Thursday, 5 September 2013

Porn is no substitute for good sex education - LOUISE MCCUDDEN

Accessed 5th September 2013

Porn is no substitute for good sex education

Girls are learning their sexuality is something they perform for
others, instead of something they own
A study by the NSPCC has found that porn is negatively impacting young people – especially girls.
The study found that nearly a third of pupils (aged 11-18) surveyed said porn “dictates how people should behave in a relationship,” and 32 per cent said it “affects how they act” with their partner.  But the most troublesome finding is summarised by the NSPCC’s Claire Lilley, who warns porn is teaching “boys that girls are for sexual gratification, whilst girls feel they have to look and perform like ‘porn stars’ to be liked and valued by boys.”  
As people react to the study, the focus, as usual, ends up being on porn itself (“Can porn be feminist?” “Why are we so squeamish about porn?” “I like pornand I’m a good person!”), but the porn debate isn’t the point.

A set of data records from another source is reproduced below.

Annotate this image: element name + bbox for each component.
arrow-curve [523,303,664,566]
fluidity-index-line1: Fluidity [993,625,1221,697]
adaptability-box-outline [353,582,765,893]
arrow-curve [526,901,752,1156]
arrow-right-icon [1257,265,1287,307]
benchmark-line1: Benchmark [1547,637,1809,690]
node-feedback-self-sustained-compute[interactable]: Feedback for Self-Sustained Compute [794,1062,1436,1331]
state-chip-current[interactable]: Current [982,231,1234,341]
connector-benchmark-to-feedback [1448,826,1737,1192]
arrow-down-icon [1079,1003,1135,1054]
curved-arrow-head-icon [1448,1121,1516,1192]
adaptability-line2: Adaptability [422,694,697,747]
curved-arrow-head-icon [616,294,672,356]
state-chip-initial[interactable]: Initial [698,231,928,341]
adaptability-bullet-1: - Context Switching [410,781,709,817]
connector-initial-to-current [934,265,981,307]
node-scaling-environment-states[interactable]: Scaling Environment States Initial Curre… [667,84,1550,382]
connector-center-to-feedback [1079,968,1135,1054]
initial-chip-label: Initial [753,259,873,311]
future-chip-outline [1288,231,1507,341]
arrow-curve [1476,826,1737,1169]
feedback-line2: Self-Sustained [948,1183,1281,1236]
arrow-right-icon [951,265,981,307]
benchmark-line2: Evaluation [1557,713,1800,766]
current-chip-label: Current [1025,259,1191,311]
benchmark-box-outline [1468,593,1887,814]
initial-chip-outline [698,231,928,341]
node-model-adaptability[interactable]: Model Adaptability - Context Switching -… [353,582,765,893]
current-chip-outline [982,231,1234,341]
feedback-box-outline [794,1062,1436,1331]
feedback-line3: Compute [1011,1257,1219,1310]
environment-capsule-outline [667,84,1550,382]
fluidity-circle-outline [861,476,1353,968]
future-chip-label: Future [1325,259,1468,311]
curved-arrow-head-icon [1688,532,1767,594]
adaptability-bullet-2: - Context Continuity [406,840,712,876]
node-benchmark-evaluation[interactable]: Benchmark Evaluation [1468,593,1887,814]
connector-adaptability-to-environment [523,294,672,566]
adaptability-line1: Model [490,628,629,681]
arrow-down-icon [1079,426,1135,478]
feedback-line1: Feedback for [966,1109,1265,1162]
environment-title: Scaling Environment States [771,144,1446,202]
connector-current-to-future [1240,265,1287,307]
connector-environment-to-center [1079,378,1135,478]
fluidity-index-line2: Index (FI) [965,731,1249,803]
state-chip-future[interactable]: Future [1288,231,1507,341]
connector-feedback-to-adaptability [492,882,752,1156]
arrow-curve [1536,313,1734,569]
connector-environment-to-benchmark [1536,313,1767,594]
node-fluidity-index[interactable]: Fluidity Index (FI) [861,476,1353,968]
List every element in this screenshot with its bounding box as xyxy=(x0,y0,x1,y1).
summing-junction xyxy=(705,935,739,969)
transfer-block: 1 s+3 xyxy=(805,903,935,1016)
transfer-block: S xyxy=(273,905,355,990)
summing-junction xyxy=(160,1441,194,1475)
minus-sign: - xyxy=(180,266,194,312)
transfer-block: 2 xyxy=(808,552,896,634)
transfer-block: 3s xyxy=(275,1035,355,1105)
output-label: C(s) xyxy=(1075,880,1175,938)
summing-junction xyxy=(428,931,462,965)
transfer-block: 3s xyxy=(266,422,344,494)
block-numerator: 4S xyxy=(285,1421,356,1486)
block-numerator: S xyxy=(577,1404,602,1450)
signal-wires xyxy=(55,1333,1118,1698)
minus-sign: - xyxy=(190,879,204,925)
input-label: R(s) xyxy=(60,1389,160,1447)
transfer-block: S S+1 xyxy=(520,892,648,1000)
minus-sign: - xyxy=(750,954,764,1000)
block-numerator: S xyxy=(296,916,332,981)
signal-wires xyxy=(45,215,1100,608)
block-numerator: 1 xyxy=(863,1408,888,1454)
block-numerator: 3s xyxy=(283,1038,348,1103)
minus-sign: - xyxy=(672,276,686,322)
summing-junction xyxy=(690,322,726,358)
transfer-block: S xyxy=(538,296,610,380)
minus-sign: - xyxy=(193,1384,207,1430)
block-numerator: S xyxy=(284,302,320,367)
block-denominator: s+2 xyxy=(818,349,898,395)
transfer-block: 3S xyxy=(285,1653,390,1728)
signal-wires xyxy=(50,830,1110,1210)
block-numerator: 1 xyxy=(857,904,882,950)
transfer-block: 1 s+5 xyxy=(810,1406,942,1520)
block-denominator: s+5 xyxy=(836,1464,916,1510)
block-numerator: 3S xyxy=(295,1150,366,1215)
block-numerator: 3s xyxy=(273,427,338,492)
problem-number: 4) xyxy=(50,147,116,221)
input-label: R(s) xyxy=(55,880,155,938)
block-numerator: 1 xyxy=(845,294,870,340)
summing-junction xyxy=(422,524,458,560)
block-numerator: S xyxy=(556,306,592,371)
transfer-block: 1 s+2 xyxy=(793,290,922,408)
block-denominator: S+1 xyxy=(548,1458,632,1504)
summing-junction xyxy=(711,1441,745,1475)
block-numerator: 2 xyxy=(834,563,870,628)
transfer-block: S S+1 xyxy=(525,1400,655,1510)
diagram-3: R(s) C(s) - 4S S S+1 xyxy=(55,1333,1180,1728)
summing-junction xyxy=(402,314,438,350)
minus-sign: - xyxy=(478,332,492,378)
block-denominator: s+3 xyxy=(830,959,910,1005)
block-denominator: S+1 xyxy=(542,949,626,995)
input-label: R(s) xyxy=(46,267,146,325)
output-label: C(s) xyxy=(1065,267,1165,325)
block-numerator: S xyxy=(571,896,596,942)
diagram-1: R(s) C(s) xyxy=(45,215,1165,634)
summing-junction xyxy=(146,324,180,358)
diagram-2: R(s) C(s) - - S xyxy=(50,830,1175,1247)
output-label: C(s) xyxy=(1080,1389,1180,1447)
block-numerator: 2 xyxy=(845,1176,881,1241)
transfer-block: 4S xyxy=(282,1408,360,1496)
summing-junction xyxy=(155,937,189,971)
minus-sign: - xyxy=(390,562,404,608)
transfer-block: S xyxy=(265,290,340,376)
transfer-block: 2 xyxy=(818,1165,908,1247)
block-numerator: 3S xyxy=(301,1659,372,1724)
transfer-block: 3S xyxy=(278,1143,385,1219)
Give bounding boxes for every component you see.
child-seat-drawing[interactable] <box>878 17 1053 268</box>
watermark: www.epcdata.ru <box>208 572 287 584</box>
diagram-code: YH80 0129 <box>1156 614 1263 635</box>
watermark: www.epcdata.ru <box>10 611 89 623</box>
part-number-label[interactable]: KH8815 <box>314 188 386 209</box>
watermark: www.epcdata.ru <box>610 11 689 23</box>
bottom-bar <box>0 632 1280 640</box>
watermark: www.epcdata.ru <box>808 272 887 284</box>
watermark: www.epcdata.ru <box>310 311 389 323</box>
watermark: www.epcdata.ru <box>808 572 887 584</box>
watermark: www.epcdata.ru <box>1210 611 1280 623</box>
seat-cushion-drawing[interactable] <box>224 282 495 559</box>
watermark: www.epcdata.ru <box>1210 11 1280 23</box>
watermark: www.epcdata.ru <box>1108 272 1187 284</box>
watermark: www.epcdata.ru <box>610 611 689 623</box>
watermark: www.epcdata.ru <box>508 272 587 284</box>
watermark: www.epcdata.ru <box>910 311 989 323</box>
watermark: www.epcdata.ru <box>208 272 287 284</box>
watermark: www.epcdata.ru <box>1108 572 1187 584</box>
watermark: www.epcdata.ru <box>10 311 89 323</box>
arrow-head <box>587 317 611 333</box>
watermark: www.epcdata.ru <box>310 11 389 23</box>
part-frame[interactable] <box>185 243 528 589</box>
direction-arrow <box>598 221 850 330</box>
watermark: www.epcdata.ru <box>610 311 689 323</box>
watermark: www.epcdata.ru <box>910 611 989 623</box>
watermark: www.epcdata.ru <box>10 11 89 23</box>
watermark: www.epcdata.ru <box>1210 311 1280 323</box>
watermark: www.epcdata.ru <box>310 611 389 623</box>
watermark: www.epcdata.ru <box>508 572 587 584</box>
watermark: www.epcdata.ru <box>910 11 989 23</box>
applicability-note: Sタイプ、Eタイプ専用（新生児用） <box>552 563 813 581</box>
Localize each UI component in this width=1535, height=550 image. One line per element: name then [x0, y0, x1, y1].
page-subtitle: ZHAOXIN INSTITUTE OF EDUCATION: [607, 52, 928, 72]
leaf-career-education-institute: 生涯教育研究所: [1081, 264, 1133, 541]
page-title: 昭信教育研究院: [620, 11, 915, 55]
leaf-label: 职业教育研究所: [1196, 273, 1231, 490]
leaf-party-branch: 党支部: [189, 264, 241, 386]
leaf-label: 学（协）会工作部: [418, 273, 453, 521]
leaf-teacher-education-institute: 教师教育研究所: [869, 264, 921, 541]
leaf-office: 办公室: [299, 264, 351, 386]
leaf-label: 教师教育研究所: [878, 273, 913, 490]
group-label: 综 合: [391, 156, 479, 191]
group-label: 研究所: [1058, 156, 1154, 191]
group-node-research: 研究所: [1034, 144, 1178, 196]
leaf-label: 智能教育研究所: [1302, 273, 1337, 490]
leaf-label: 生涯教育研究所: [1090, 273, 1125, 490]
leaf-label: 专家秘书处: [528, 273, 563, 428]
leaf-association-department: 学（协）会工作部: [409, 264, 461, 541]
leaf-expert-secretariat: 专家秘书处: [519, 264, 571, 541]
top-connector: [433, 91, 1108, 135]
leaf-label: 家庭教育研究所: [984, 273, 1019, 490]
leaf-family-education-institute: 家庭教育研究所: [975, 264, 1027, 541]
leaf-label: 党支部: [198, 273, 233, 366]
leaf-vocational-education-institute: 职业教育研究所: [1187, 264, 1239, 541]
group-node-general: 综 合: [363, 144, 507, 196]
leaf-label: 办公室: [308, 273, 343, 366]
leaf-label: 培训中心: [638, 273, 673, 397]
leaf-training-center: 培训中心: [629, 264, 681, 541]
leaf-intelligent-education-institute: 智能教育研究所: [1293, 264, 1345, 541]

The point, according to this study, is that because of whatever porn they are watching, too many girls are learning sex is about impressing boys – as opposed to, say, having a good orgasm. Girls are learning their sexuality is something they perform for others, instead of something they own. They are learning that sex is about being an object, not an agent.
Feminists get asked about objectification a lot. Or to put it more accurately, we get a lot of sneering assertions that objectification doesn’t exist, usually in the same breath as unashamed ignorance about what the word actually means.
Porn isn’t new but young people having this level of access to it is, and the line between porn and other media has become so blurred it isn’t always clear to adults, let alone kids, which is which. Porn and the pornified entertainment industry are taking the place of informed sex and relationship education.
The NSPCC survey found young people are three times more likely to seek out their sexual education online than to ask questions of their teachers, parents, or carers. How curious that the people who call us prudes or sex-haters for questioning whether a sex education that consists of face-spunking and songs about bubble butts really gives the healthiest understanding of sexual consent are so often the same people to reach for the smelling salts when we suggest the radical idea that parents make sure they discuss sex properly with their own kids. 
Of course, not all parents will, which is why all this needs to be part of the school curriculum, too. And by “all this” I mean SRE that includes not just saying yes and saying no, but also hearing and accepting both yes and no, without judgment. SRE that includes enthusiastic consent, pleasure, and the importance of the clitoris. Again, there may or may not be porn like that. But that’s not what young people are watching, and it’s not the message they’re taking from what they do watch.
This survey by NSPCC – a children’s charity, by the way, with no particular axe to grind against porn in general - shows that young people are learning objectification. Objectification isn’t about sex or nudity. The difference between being an object and an agent is the difference between Robin Thicke’s Blurred Lines video and the Ask First (Consent is Sexy) riposte.  Objectification isn’t actually a tough concept. You know what an object is. Perhaps you are one of these people who thinks it’s about wanting women to be chaste or cover up? That inability to distinguish between a culture that nearly always shows women posing for you to look at, and a culture that embraces women expressing our own sexualities perfectly exemplifies the mess we’re in.
Before you leap into the “porn debate” to talk about how the only alternative to mainstream, repeated conflation of sex with objectification is covering women from head to toe and calling us sluts, remember that the NSPCC didn’t find girls are becoming more sexually liberated, or enjoying more sexual pleasure. They didn’t find that girls are no longer shamed as “sluts” because porn broadens everyone’s minds.
They found that girls “feel they have to look and act like porn stars”, for the pleasure of boys. In fact, if anything, the consumers of porn, lads’ mags and strip clubs are often the worst offenders for calling women “sluts” and “whores”. If that surprises you, it shouldn’t –after all, “slut” is just the other side of the same sexist coin that calls women “frigid” or “prude”. And if young people pick up the message that there’s an automatic correlation between consuming porn and taking a progressive attitude to sex, if young people get the impression that sexism and objectification are an essential, normal part of sex, that’s not surprising either. They’re getting those ideas directly from us.